Der Mut zum unfreundlich sein

  • Geronimo:

    Ich verstehe nicht wieso man sich immer an anderen orientieren muss bei seinen eigenen Handlungen. Und wenn 99% der Menschen um mich herum unheilsam handeln, was hat das mit meinen eigenen Möglichkeiten zu tun heilsam zu handeln?


    Die Orientierung am Außen gibt auch Informationen über das Innere. Was ist wahrscheinlicher, dass es 99% um dich herum sind die unheilsam handeln, oder dass du es bist?

  • Verrückter:
    Geronimo:

    Ich verstehe nicht wieso man sich immer an anderen orientieren muss bei seinen eigenen Handlungen. Und wenn 99% der Menschen um mich herum unheilsam handeln, was hat das mit meinen eigenen Möglichkeiten zu tun heilsam zu handeln?


    Die Orientierung am Außen gibt auch Informationen über das Innere. Was ist wahrscheinlicher, dass es 99% um dich herum sind die unheilsam handeln, oder dass du es bist?


    Ich meine das allein in Bezug auf "Ideale". Ich lese hier immer wieder davon was "die anderen" machen oder wie "die Welt" aussieht, und das man so unmöglich den Gleichmut eines Buddha entwickeln könne, geschweige denn vollkommene Befreiung. Aber was hat das gewöhnliche Verhalten "der Welt" mit unseren Möglichkeiten zu tun?


    Wenn wir uns von vornherein sagen das wir etwas nicht erreichen können, dann können wir es auch nicht. Wenn wir es aber mindestens als Möglichkeit stehen lassen, dann ist es nur eine Frage der Zielstrebigkeit. Zumindest was den eigenen Geist angeht...

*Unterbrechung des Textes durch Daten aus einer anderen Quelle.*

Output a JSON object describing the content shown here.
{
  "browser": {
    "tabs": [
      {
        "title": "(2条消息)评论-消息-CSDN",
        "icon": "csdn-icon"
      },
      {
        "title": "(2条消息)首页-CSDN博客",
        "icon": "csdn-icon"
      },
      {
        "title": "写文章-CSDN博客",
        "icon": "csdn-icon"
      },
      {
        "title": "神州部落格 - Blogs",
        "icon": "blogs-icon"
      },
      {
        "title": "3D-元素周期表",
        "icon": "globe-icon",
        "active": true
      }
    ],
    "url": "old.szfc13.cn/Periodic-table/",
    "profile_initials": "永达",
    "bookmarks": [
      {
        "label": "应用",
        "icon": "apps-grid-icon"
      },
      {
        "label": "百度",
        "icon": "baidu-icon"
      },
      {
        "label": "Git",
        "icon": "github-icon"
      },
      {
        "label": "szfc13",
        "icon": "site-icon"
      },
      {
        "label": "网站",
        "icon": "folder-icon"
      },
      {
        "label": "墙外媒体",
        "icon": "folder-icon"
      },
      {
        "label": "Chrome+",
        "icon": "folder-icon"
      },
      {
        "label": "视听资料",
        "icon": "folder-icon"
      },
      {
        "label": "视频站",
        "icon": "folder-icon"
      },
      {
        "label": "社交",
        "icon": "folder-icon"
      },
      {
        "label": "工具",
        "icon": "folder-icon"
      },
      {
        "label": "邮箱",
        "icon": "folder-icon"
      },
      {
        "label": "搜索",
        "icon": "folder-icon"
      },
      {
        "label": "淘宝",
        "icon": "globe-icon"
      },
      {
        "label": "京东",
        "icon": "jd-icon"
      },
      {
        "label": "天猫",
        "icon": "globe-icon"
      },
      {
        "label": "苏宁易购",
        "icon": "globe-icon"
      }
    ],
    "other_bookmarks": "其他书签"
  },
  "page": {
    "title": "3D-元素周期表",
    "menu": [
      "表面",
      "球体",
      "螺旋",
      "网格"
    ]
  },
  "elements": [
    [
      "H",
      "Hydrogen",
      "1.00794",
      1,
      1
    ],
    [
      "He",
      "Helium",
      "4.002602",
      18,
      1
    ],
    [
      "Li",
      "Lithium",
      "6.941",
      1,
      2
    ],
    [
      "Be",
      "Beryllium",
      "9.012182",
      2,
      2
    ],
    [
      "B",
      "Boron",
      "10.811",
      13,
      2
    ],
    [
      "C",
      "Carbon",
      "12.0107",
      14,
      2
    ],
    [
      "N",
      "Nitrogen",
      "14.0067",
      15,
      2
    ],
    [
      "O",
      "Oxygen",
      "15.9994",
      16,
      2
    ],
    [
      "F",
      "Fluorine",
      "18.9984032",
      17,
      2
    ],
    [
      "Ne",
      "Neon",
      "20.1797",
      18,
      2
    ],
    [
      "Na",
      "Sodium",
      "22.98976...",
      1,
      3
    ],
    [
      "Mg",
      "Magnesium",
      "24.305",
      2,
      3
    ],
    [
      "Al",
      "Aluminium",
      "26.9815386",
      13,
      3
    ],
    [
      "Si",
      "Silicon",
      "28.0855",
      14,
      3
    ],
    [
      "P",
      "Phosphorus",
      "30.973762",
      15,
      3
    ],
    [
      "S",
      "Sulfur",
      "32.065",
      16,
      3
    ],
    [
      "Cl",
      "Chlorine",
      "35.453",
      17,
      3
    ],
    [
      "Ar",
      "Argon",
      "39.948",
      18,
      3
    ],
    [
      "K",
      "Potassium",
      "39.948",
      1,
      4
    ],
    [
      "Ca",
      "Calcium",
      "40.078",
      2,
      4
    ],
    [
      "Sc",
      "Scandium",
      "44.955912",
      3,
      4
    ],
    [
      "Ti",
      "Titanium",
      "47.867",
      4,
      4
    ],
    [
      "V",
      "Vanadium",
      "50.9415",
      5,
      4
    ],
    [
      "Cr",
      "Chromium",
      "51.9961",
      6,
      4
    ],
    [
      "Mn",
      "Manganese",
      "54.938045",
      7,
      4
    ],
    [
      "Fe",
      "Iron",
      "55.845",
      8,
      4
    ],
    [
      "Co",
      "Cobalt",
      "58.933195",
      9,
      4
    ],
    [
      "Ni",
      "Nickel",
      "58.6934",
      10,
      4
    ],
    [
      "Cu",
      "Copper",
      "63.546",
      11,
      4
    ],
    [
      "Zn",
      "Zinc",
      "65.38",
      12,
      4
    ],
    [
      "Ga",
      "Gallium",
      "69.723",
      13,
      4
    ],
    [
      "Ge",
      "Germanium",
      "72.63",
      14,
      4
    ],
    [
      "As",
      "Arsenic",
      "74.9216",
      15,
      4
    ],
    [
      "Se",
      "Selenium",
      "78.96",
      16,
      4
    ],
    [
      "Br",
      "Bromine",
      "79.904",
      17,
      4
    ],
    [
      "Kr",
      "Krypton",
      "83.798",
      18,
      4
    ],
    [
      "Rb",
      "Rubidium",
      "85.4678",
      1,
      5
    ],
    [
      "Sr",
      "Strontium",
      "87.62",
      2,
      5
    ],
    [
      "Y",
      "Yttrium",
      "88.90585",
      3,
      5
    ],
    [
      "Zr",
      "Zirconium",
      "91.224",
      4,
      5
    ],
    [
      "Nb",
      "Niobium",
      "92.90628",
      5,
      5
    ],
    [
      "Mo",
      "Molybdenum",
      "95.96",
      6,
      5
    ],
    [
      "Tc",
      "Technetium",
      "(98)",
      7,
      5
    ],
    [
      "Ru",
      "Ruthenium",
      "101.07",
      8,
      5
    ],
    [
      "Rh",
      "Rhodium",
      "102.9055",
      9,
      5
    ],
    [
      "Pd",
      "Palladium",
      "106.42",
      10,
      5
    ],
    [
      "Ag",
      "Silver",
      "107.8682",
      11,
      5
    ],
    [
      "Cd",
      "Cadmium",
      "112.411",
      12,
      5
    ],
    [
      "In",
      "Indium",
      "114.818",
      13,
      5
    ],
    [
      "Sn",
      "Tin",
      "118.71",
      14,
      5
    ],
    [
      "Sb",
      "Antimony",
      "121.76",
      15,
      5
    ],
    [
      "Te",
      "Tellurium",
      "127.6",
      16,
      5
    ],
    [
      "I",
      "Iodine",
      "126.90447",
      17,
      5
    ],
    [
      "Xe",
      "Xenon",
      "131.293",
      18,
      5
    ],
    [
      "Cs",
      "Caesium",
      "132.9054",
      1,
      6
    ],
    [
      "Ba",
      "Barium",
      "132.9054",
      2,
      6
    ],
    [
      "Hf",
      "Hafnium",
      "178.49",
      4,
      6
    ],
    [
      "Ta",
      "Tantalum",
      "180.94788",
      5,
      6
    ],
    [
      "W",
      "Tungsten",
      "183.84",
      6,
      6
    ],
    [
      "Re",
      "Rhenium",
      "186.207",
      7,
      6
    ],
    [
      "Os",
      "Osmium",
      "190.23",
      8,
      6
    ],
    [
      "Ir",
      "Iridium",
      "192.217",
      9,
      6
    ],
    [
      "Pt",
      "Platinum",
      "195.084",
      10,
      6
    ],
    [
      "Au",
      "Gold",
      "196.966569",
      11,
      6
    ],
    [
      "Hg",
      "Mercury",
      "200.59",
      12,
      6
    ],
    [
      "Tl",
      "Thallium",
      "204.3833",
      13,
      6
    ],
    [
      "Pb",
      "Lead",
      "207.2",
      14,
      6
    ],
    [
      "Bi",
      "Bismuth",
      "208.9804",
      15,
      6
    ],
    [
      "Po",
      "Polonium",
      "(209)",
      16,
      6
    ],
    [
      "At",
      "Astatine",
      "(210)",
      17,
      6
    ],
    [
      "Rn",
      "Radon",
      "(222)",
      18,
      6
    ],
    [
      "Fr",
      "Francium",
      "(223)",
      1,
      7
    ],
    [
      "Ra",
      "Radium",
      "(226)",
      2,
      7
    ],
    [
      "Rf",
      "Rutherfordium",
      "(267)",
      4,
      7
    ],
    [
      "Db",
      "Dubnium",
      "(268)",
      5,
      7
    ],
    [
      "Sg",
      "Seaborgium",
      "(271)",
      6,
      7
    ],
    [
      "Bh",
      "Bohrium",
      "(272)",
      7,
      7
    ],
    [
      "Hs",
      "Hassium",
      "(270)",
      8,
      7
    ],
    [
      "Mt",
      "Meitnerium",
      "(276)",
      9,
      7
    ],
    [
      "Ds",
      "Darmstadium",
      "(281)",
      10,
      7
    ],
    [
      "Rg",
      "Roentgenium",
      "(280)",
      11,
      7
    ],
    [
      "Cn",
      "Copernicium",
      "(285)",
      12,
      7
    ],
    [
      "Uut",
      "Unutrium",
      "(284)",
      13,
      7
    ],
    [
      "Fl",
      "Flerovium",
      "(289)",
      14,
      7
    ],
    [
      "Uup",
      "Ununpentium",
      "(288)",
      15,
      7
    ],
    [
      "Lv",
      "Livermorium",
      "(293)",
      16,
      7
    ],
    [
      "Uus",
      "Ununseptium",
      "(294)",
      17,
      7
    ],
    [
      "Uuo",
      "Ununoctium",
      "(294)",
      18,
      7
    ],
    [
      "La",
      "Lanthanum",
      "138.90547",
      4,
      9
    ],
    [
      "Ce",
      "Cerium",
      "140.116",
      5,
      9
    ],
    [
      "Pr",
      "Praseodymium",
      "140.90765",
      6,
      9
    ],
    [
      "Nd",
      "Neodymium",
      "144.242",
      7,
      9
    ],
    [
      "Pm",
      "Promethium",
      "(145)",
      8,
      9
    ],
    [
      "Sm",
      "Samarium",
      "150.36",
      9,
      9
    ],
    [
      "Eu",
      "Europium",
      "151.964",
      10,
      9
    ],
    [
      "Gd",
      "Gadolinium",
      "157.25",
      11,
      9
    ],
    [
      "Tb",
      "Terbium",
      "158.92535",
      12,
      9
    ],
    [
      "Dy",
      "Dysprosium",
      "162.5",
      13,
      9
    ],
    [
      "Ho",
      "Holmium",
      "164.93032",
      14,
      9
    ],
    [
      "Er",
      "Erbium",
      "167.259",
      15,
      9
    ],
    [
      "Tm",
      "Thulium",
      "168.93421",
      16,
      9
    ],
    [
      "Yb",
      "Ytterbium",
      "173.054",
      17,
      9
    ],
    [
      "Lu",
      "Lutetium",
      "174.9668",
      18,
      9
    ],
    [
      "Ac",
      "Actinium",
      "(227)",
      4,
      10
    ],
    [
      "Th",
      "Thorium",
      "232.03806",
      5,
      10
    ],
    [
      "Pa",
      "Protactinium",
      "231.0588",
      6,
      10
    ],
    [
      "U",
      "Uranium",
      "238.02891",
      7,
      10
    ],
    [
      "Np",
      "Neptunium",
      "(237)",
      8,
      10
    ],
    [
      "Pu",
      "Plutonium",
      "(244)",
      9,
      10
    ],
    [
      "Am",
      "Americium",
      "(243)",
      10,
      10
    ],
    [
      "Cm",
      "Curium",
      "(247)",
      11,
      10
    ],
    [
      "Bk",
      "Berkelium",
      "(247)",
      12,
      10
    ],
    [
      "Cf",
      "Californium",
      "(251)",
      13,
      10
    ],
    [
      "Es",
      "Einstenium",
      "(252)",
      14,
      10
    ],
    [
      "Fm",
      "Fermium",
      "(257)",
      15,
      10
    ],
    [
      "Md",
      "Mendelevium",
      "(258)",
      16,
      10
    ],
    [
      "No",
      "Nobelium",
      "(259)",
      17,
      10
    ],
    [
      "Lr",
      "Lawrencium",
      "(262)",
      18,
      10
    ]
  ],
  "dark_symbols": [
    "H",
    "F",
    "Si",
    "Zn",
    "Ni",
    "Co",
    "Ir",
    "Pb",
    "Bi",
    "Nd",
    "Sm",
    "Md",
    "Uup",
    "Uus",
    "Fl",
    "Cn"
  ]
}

    Wichtig ist nicht, besser zu sein als alle anderen.
    Wichtig ist, besser zu sein als du gestern warst. (Dogen)

  • aber um von der Liste wegzukommen, zu dem Punkt, den du eigentlich machen wolltest.


    Ich bekenne, ich will immer wieder gern ein guter Mensch sein. Das stiftet oft Verwirrung. Kann ich leider nicht so einfach abstellen. Erstens ist es ein Automatismus, übrigens nicht aus meinem buddhistischen Leben. Zweitens, wenn du aufhörst, nett zu sein, was dann? Nur nett sein funktioniert nicht. Nicht nett sein funktioniert auch nicht. Hab ich ausprobiert. Also was? Hast du eine Antwort? :(


    Und noch dazu. Um mich rum wollen viele gerne gute Menschen sein. Die Buddhisten haben da eine extra-Falle gebaut: die rechte Rede. Bei Streitigkeiten wird dann untergründig auf das Ekelhafteste gerangelt, während man gleichzeitig unglaublich viel Energie in die Oberfläche der rechten Rede investiert. Weil keiner sich erwischen lassen will.


    So sind wir, wir spießigen Versagertypen. :oops:

  • Geronimo: Ja so (ähnlich) sehe ich das auch, und außerdem ist das gar nicht so schwer glaube ich... relevant hierbei finde ich die buddhistische Aussage, den "Weg der Mitte" zu gehen... oftmals sehen wir die Dinge zu Extrem und unterliegen daher dem Irrtum, noch mehr von etwas sei unmöglich, obwohl es eigentlich andersherum gehen müsste... nämlich, dass wir mal einen Gang zurückschalten. :)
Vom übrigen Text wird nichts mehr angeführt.